6. Can disable notifications for the meeting and chat
If you’re tired of the notifications of people entering the room or chatting, you can turn them off now.
7 Chat Etiquette Policies
If you have a business, education, or enterprise account, you can access the new Zoom feature – chat etiquette policy. Again, make sure zoom is updated on your computer as these policies are “client side” meaning they are on the individual computer with the policies setup by administrators. You can filter words not allowed in the chat and such. Zoom has a full set of instructions on setting up and using this feature.
8. One time password for “suspicious” logins (not using assigned email.)
When someone clicks a link but logs in with an email not officially invited (like a personal account), they have to enter a password as part of 2 factor authentication.
9. Zoom Webinar has reaction emoji’s!
You can have webinar participants have reaction emojis which is cool.
And now for the Creepy New Zoom Feature
Zoom “IQ” for Sales
Zoom says this feature is “conversational intelligence add-on for Zoom meetings.” So, take a look at the screenshot and imagine how this will look in education.
While looking at the graphic, we can see that it shows.
- Team talk time
- Whether the buyer is patient
- The time the buyer spent looking at slides
- If the buyer is asking engaging questions
- How often the competition was mentioned
- What features the buyer wants
- And an ability to play the ‘highlights’ after the meeting.

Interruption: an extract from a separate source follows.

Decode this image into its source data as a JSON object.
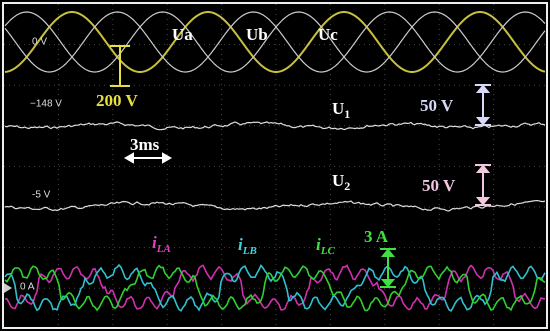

Before you get excited about what it does for your students, I’m asking you to remember something! “team talk time” would be “teacher talk time.” And if students are disengaged, now there is a measurement tool for it. Such a tool cuts both ways and if it was used on teachers, I would also say it should be used for principals in staff meetings.

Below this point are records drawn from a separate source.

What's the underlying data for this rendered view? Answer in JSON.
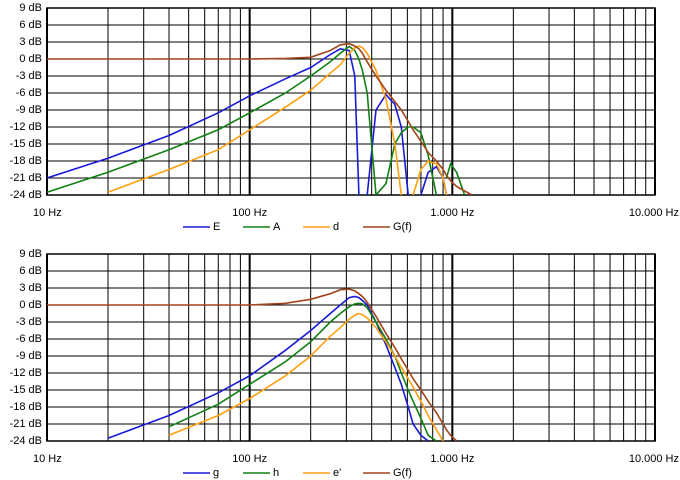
{
  "chart_data": [
    {
      "type": "line",
      "xscale": "log",
      "grid": true,
      "legend": "bottom",
      "x": [
        10,
        20,
        40,
        70,
        100,
        150,
        200,
        250,
        280,
        310,
        330,
        346,
        360,
        380,
        420,
        470,
        520,
        560,
        606,
        640,
        700,
        760,
        834,
        900,
        935,
        980,
        1050,
        1150,
        1250
      ],
      "xlim": [
        10,
        10000
      ],
      "xticks": [
        {
          "value": 10,
          "label": "10 Hz"
        },
        {
          "value": 100,
          "label": "100 Hz"
        },
        {
          "value": 1000,
          "label": "1.000 Hz"
        },
        {
          "value": 10000,
          "label": "10.000 Hz"
        }
      ],
      "xminorticks": [
        20,
        30,
        40,
        50,
        60,
        70,
        80,
        90,
        200,
        300,
        400,
        500,
        600,
        700,
        800,
        900,
        2000,
        3000,
        4000,
        5000,
        6000,
        7000,
        8000,
        9000
      ],
      "ylim": [
        -24,
        9
      ],
      "yticks": [
        {
          "value": 9,
          "label": "9 dB"
        },
        {
          "value": 6,
          "label": "6 dB"
        },
        {
          "value": 3,
          "label": "3 dB"
        },
        {
          "value": 0,
          "label": "0 dB"
        },
        {
          "value": -3,
          "label": "-3 dB"
        },
        {
          "value": -6,
          "label": "-6 dB"
        },
        {
          "value": -9,
          "label": "-9 dB"
        },
        {
          "value": -12,
          "label": "-12 dB"
        },
        {
          "value": -15,
          "label": "-15 dB"
        },
        {
          "value": -18,
          "label": "-18 dB"
        },
        {
          "value": -21,
          "label": "-21 dB"
        },
        {
          "value": -24,
          "label": "-24 dB"
        }
      ],
      "series": [
        {
          "name": "E",
          "color": "#1a1ad6",
          "values": [
            -21,
            -17.5,
            -13.5,
            -9.5,
            -6.5,
            -3.5,
            -1.5,
            0.8,
            1.8,
            1.5,
            -3,
            -24,
            null,
            -24,
            -9,
            -6.3,
            -8,
            -12,
            -24,
            null,
            -24,
            -20,
            -19,
            -21,
            -24,
            null,
            null,
            null,
            null
          ]
        },
        {
          "name": "A",
          "color": "#128012",
          "values": [
            -23.5,
            -20,
            -16,
            -12.5,
            -9.5,
            -6,
            -3,
            -0.5,
            1,
            2.2,
            1.5,
            0,
            -2,
            -6,
            -24,
            -22,
            -15,
            -13,
            -12,
            -12,
            -13,
            -17,
            -24,
            null,
            -21,
            -18.5,
            -20,
            -24,
            null
          ]
        },
        {
          "name": "d",
          "color": "#ffa010",
          "values": [
            null,
            -23.5,
            -19.5,
            -16,
            -12.5,
            -8.5,
            -5.5,
            -2.5,
            -1,
            1,
            2,
            2.3,
            2,
            1,
            -2,
            -7,
            -15,
            -24,
            null,
            -24,
            -19.5,
            -18,
            -18.5,
            -21,
            -24,
            null,
            null,
            null,
            null
          ]
        },
        {
          "name": "G(f)",
          "color": "#a0451c",
          "values": [
            0,
            0,
            0,
            0,
            0,
            0.1,
            0.3,
            1.5,
            2.5,
            2.7,
            2.3,
            1.8,
            1,
            -0.5,
            -3,
            -5.5,
            -7.5,
            -9,
            -11,
            -12.5,
            -14.5,
            -16.5,
            -18,
            -19.5,
            -20.5,
            -21.5,
            -22.5,
            -23.3,
            -24
          ]
        }
      ]
    },
    {
      "type": "line",
      "xscale": "log",
      "grid": true,
      "legend": "bottom",
      "x": [
        10,
        20,
        40,
        70,
        100,
        150,
        200,
        250,
        280,
        310,
        330,
        346,
        360,
        380,
        420,
        470,
        520,
        560,
        606,
        640,
        700,
        760,
        834,
        900,
        935,
        980,
        1050,
        1150,
        1250
      ],
      "xlim": [
        10,
        10000
      ],
      "xticks": [
        {
          "value": 10,
          "label": "10 Hz"
        },
        {
          "value": 100,
          "label": "100 Hz"
        },
        {
          "value": 1000,
          "label": "1.000 Hz"
        },
        {
          "value": 10000,
          "label": "10.000 Hz"
        }
      ],
      "xminorticks": [
        20,
        30,
        40,
        50,
        60,
        70,
        80,
        90,
        200,
        300,
        400,
        500,
        600,
        700,
        800,
        900,
        2000,
        3000,
        4000,
        5000,
        6000,
        7000,
        8000,
        9000
      ],
      "ylim": [
        -24,
        9
      ],
      "yticks": [
        {
          "value": 9,
          "label": "9 dB"
        },
        {
          "value": 6,
          "label": "6 dB"
        },
        {
          "value": 3,
          "label": "3 dB"
        },
        {
          "value": 0,
          "label": "0 dB"
        },
        {
          "value": -3,
          "label": "-3 dB"
        },
        {
          "value": -6,
          "label": "-6 dB"
        },
        {
          "value": -9,
          "label": "-9 dB"
        },
        {
          "value": -12,
          "label": "-12 dB"
        },
        {
          "value": -15,
          "label": "-15 dB"
        },
        {
          "value": -18,
          "label": "-18 dB"
        },
        {
          "value": -21,
          "label": "-21 dB"
        },
        {
          "value": -24,
          "label": "-24 dB"
        }
      ],
      "series": [
        {
          "name": "g",
          "color": "#1a1ad6",
          "values": [
            null,
            -23.5,
            -19.5,
            -15.5,
            -12.5,
            -8,
            -4.5,
            -1.5,
            0,
            1.3,
            1.5,
            1.3,
            0.8,
            0,
            -3,
            -7,
            -11,
            -14,
            -18,
            -21,
            -23,
            -24,
            null,
            null,
            null,
            null,
            null,
            null,
            null
          ]
        },
        {
          "name": "h",
          "color": "#128012",
          "values": [
            null,
            null,
            -21.5,
            -17.5,
            -14,
            -10,
            -6.5,
            -3,
            -1.5,
            -0.3,
            0.2,
            0.3,
            0.2,
            -0.5,
            -3,
            -6,
            -9,
            -12,
            -15,
            -17,
            -20,
            -23,
            -24,
            null,
            null,
            null,
            null,
            null,
            null
          ]
        },
        {
          "name": "e'",
          "color": "#ffa010",
          "values": [
            null,
            null,
            -23,
            -19.5,
            -16.5,
            -12.5,
            -9,
            -5.5,
            -4,
            -2.5,
            -1.8,
            -1.5,
            -1.7,
            -2.3,
            -4,
            -6.5,
            -9,
            -11,
            -13,
            -14.5,
            -17,
            -19.5,
            -22,
            -24,
            null,
            null,
            null,
            null,
            null
          ]
        },
        {
          "name": "G(f)",
          "color": "#a0451c",
          "values": [
            0,
            0,
            0,
            0,
            0,
            0.3,
            1,
            2,
            2.7,
            2.8,
            2.5,
            2,
            1.5,
            0.5,
            -2,
            -5,
            -7.5,
            -9.5,
            -11.5,
            -13,
            -15,
            -17,
            -19,
            -21,
            -22,
            -23,
            -24,
            null,
            null
          ]
        }
      ]
    }
  ]
}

We also know that when a tool is first implemented that it can be “clunky” at best and downright discriminatory when it hasn’t been programmed with enough data or the right kind of data. AI can be a challenge and while it is coming to business now, it is a matter of time for it to be in with schools particularly in light of Intel’s “teaching tool” to monitor class emotions.
These new zoom changes and others are welcome. However, AI and gestures can also have their own set of issues. I think I’m going to start with making students aware these tools exist.